利用反向传播识别手写数字:
概念,载入数据等重复的过程请参考文章:neural network,本文章只记录代码实现过程
数据初始化:
input_layer_size = 400
hidden_layer_size = 25
num_labels = 10
# loading and visualizing data
data = sio.loadmat('ex4data1.mat')
X = data['X']
y = data['y']
m = X.shape[0]
Y = np.zeros((np.size(y), 10))
for i in range(Y.shape[0]):
Y[i, y[i] - 1] = 1
随机数据展示:
def displayData(x):
example_width = int(np.round(np.sqrt(np.size(x, 1))))
m, n = x.shape
example_height = int(n / example_width)
display_rows = int(np.floor(np.sqrt(m)))
display_cols = int(np.ceil(m / display_rows))
pad = 1
display_array = - np.ones((pad + display_rows * (example_height + pad), pad + display_cols * (example_width + pad)))
curr_ex = 0
for j in range(display_rows):
for i in range(display_cols):
if curr_ex > m:
break
max_vals = np.max(np.abs(X[curr_ex, :]))
display_array[pad + j * (example_height + pad):pad + j * (example_height + pad) + example_height,
pad + i * (example_width + pad):pad + i * (example_width + pad) + example_width] \
= x[curr_ex, :].reshape((example_height, example_width)) / max_vals
curr_ex += 1
if curr_ex > m:
break
plt.figure()
plt.imshow(display_array.T, cmap='gray', extent=[-1, 1, -1, 1])
plt.axis('off')
plt.show()
sel = np.random.permutation(m)
sel = sel[0:100]
displayData(X[sel, :])
加载参数:
# loading parameters
print('Loading Saved Neural Network Parameters ')
para = sio.loadmat('ex4weights.mat')
Theta1 = para['Theta1']
Theta2 = para['Theta2']
para = np.append(Theta1, Theta2)
正向传播与损失函数:
def sigmoid(z):
return 1 / (1 + np.exp(-z))
# sigmoid函数导数
def sigmoidGradient(z):
return sigmoid(z) * (1 - sigmoid(z))
#损失函数
def nnCostFunction(para, input_layer_size, hidden_layer_size, num_labels, X, y, lamd):
Theta1 = para[0:hidden_layer_size * (input_layer_size+1)].reshape((hidden_layer_size, input_layer_size+1))

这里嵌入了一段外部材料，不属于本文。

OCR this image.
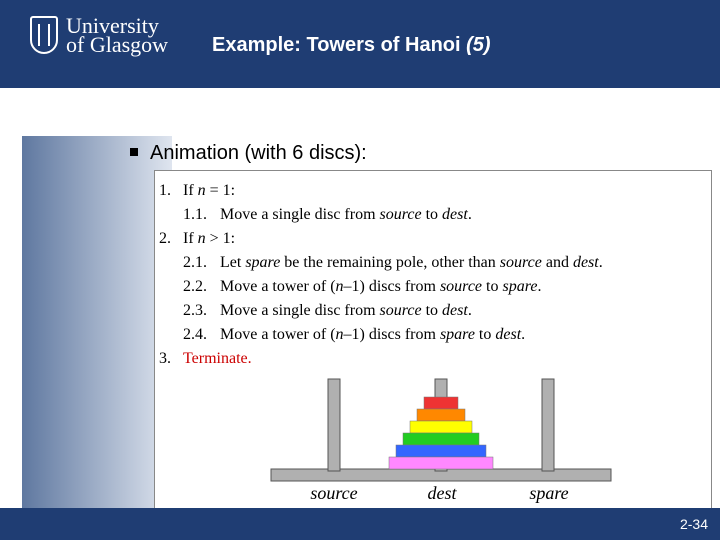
University
of Glasgow Example: Towers of Hanoi (5)
Animation (with 6 discs):
1. If n = 1:
1.1. Move a single disc from source to dest.
2. If n > 1:
2.1. Let spare be the remaining pole, other than source and dest.
2.2. Move a tower of (n–1) discs from source to spare.
2.3. Move a single disc from source to dest.
2.4. Move a tower of (n–1) discs from spare to dest.
3. Terminate.
source	dest	spare
2-34
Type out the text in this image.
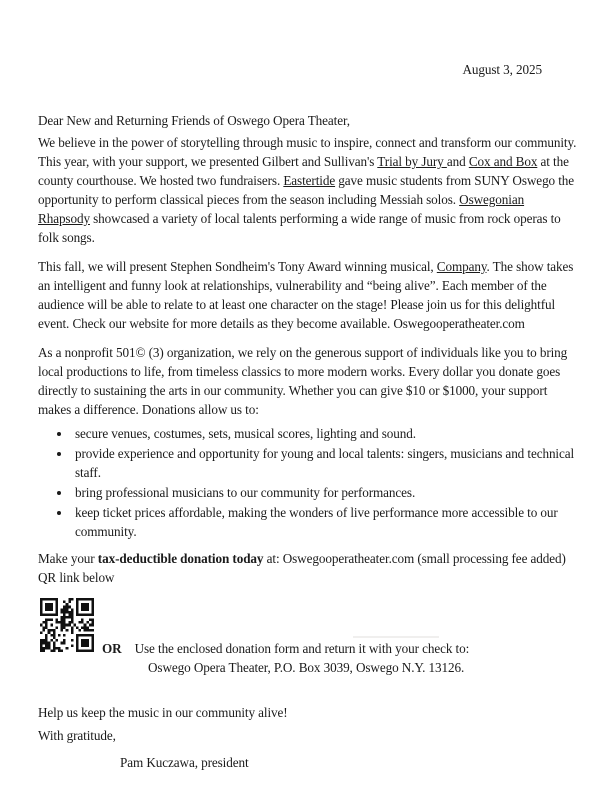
August 3, 2025

Dear New and Returning Friends of Oswego Opera Theater,

We believe in the power of storytelling through music to inspire, connect and transform our community. This year, with your support, we presented Gilbert and Sullivan's Trial by Jury and Cox and Box at the county courthouse. We hosted two fundraisers. Eastertide gave music students from SUNY Oswego the opportunity to perform classical pieces from the season including Messiah solos. Oswegonian Rhapsody showcased a variety of local talents performing a wide range of music from rock operas to folk songs.

This fall, we will present Stephen Sondheim's Tony Award winning musical, Company. The show takes an intelligent and funny look at relationships, vulnerability and “being alive”. Each member of the audience will be able to relate to at least one character on the stage! Please join us for this delightful event. Check our website for more details as they become available. Oswegooperatheater.com

As a nonprofit 501© (3) organization, we rely on the generous support of individuals like you to bring local productions to life, from timeless classics to more modern works. Every dollar you donate goes directly to sustaining the arts in our community. Whether you can give $10 or $1000, your support makes a difference. Donations allow us to:

• secure venues, costumes, sets, musical scores, lighting and sound.
• provide experience and opportunity for young and local talents: singers, musicians and technical staff.
• bring professional musicians to our community for performances.
• keep ticket prices affordable, making the wonders of live performance more accessible to our community.

Make your tax-deductible donation today at: Oswegooperatheater.com (small processing fee added) QR link below

OR Use the enclosed donation form and return it with your check to:
Oswego Opera Theater, P.O. Box 3039, Oswego N.Y. 13126.

Help us keep the music in our community alive!

With gratitude,

Pam Kuczawa, president
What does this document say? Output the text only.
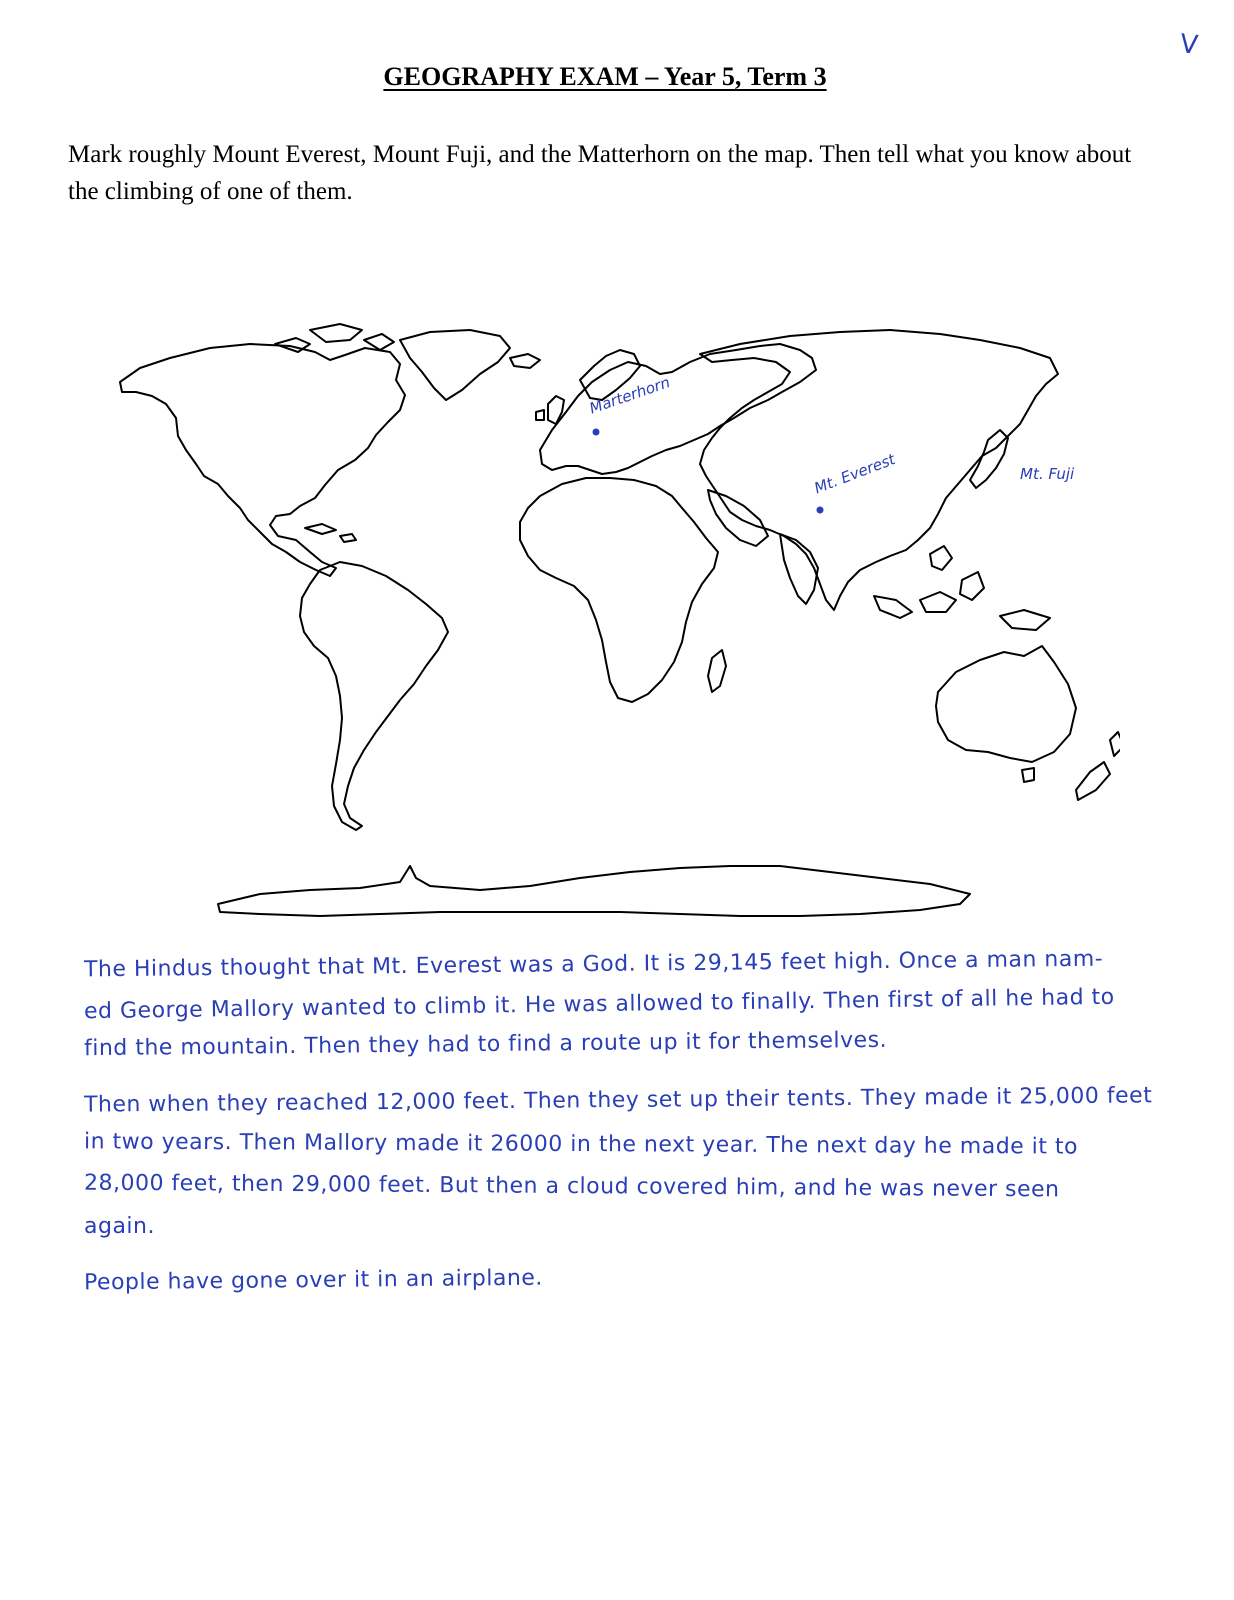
V
GEOGRAPHY EXAM – Year 5, Term 3
Mark roughly Mount Everest, Mount Fuji, and the Matterhorn on the map. Then tell what you know about the climbing of one of them.
Marterhorn
Mt. Everest	Mt. Fuji
The Hindus thought that Mt. Everest was a God. It is 29,145 feet high. Once a man nam-
ed George Mallory wanted to climb it. He was allowed to finally. Then first of all he had to
find the mountain. Then they had to find a route up it for themselves.
Then when they reached 12,000 feet. Then they set up their tents. They made it 25,000 feet
in two years. Then Mallory made it 26000 in the next year. The next day he made it to
28,000 feet, then 29,000 feet. But then a cloud covered him, and he was never seen
again.
People have gone over it in an airplane.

Theta2 = para[(hidden_layer_size*(input_layer_size+1)):].reshape((num_labels, 1+hidden_layer_size))
m = X.shape[0]
a1 = np.c_[np.ones(m), X]
z2 = a1.dot(Theta1.T)
a2 = sigmoid(z2)
n = a2.shape[0]
a2 = np.c_[np.ones(n), a2]
a3 = sigmoid(a2.dot(Theta2.T))
J = np.sum(-y * np.log(a3) - ((1 - y)*(np.log((1 - a3)))))/m + lamd *
(np.sum(Theta1[:, 1:] ** 2) + np.sum(Theta2[:, 1:]**2)) / (2 * m)
# backpropagation
delta3 = a3 - y
delta2 = delta3.dot(Theta2)
delta2 = delta2[:, 1:]*(sigmoidGradient(z2))
Delta1 = np.zeros(Theta1.shape)
Delta2 = np.zeros(Theta2.shape)
Delta1 = Delta1 + delta2.T.dot(a1)
Delta2 = Delta2 + delta3.T.dot(a2)
Theta1_grad = ((1 / m) * Delta1) + ((lamd / m) * Theta1)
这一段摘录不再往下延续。